As our experience opens to wider perspectives, our senses, our bodies, and our consciousness become vibrantly alive. Patterns of craving and frustration give way to the flowing interaction with the process of living. All imbalances drop away, and whatever satisfaction or healing we need is provided naturally. This protection, this balance, this genuine self-sufficiency allows us to open to the endless possibility of each moment and to discover the richness and depth of all experience. (Tarthang Tulku, Openness Mind, p. 43)

As we begin a new academic season or semester, I think about how we can awaken our being and open our experience to learning from one another and ‘all that is.’ So often, the student is expected to focus on the teacher’s message and it matters not what else is taking place in the moment and in the classroom or internal environments. Obviously, this narrows and limits our psyche and our learning opportunities.

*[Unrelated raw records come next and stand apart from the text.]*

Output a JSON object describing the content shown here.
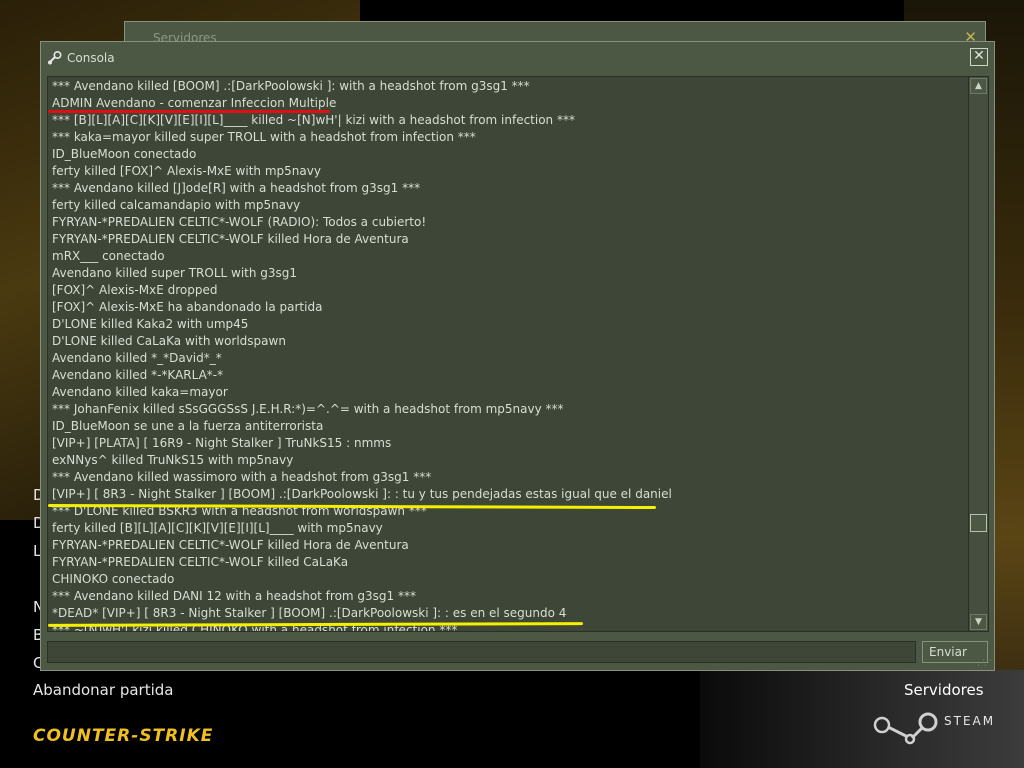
{
  "windows": {
    "back_title": "Servidores",
    "console_title": "Consola",
    "close_glyph": "✕"
  },
  "log": [
    "*** Avendano killed [BOOM] .:[DarkPoolowski ]: with a headshot from g3sg1 ***",
    "ADMIN Avendano - comenzar Infeccion Multiple",
    "*** [B][L][A][C][K][V][E][I][L]____ killed ~[N]wH'| kizi with a headshot from infection ***",
    "*** kaka=mayor killed super TROLL with a headshot from infection ***",
    "ID_BlueMoon conectado",
    "ferty killed [FOX]^ Alexis-MxE with mp5navy",
    "*** Avendano killed [J]ode[R] with a headshot from g3sg1 ***",
    "ferty killed calcamandapio with mp5navy",
    "FYRYAN-*PREDALIEN CELTIC*-WOLF (RADIO): Todos a cubierto!",
    "FYRYAN-*PREDALIEN CELTIC*-WOLF killed Hora de Aventura",
    "mRX___ conectado",
    "Avendano killed super TROLL with g3sg1",
    "[FOX]^ Alexis-MxE dropped",
    "[FOX]^ Alexis-MxE ha abandonado la partida",
    "D'LONE killed Kaka2 with ump45",
    "D'LONE killed CaLaKa with worldspawn",
    "Avendano killed *_*David*_*",
    "Avendano killed *-*KARLA*-*",
    "Avendano killed kaka=mayor",
    "*** JohanFenix killed sSsGGGSsS J.E.H.R:*)=^.^= with a headshot from mp5navy ***",
    "ID_BlueMoon se une a la fuerza antiterrorista",
    "[VIP+] [PLATA] [ 16R9 - Night Stalker ] TruNkS15 : nmms",
    "exNNys^ killed TruNkS15 with mp5navy",
    "*** Avendano killed wassimoro with a headshot from g3sg1 ***",
    "[VIP+] [ 8R3 - Night Stalker ] [BOOM] .:[DarkPoolowski ]: : tu y tus pendejadas estas igual que el daniel",
    "*** D'LONE killed BSKR3 with a headshot from worldspawn ***",
    "ferty killed [B][L][A][C][K][V][E][I][L]____ with mp5navy",
    "FYRYAN-*PREDALIEN CELTIC*-WOLF killed Hora de Aventura",
    "FYRYAN-*PREDALIEN CELTIC*-WOLF killed CaLaKa",
    "CHINOKO conectado",
    "*** Avendano killed DANI 12 with a headshot from g3sg1 ***",
    "*DEAD* [VIP+] [ 8R3 - Night Stalker ] [BOOM] .:[DarkPoolowski ]: : es en el segundo 4",
    "*** ~[N]wH'| kizi killed CHINOKO with a headshot from infection ***"
  ],
  "input": {
    "value": "",
    "send_label": "Enviar"
  },
  "menu": {
    "abandon": "Abandonar partida",
    "partial_letters": [
      "D",
      "L",
      "N",
      "B",
      "C"
    ],
    "servers": "Servidores"
  },
  "branding": {
    "steam": "STEAM",
    "cs_logo": "COUNTER-STRIKE"
  },
  "colors": {
    "red_mark": "#e01010",
    "yellow_mark": "#f4f000",
    "panel": "#4c5844"
  }
}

Learning is like health – it is a dynamic experience of wellbeing that is in relationship and interaction with our physical, mental, emotional and spiritual realms. Our senses, thoughts, feelings and energy are all involved in this process of learning. I have learned that we can develop the classroom and our minds as a laboratory for enriching our whole being. Our knowledge, skills, and values will come alive with enthusiasm, balance, and inspiration as we learn to open and calm our minds. It is for these reasons that I begin each class with physical exercises that include breathing and movement to generate vitality, sensory awareness, and emotional conditioning.

For example, often students arrive in class with excessively active minds and often with unbalanced emotions. As parents, especially moms, pre-school and morning routine includes having to awaken our children from deep sleep, get them dressed and their teeth brushed, find their back packs and school work, prepare their breakfast and sack lunches, get them loaded in the car, urge them to put on their seat belts and to stop fighting with one another, and escort them to the bus or drive them to their daycare or school.

Seems to me, our university students have a lot on their minds as they enter our classroom after going through these whirlwind activities. Furthermore, it’s hard enough finding a parking place, rushing to get to class on time, and trying to remember what their assignment is for this day. After all of this activity, it is no doubt that students have difficulty in focusing, learning, and enjoying their academic experiences. Thus, as teachers, we can prepare our students and our classrooms for higher learning, health and wellbeing. And, when our students enter and leave our classes, their body, mind, and spirit will be calm, aware, curious, and open.

Note: This brief article is attached to our course syllabus.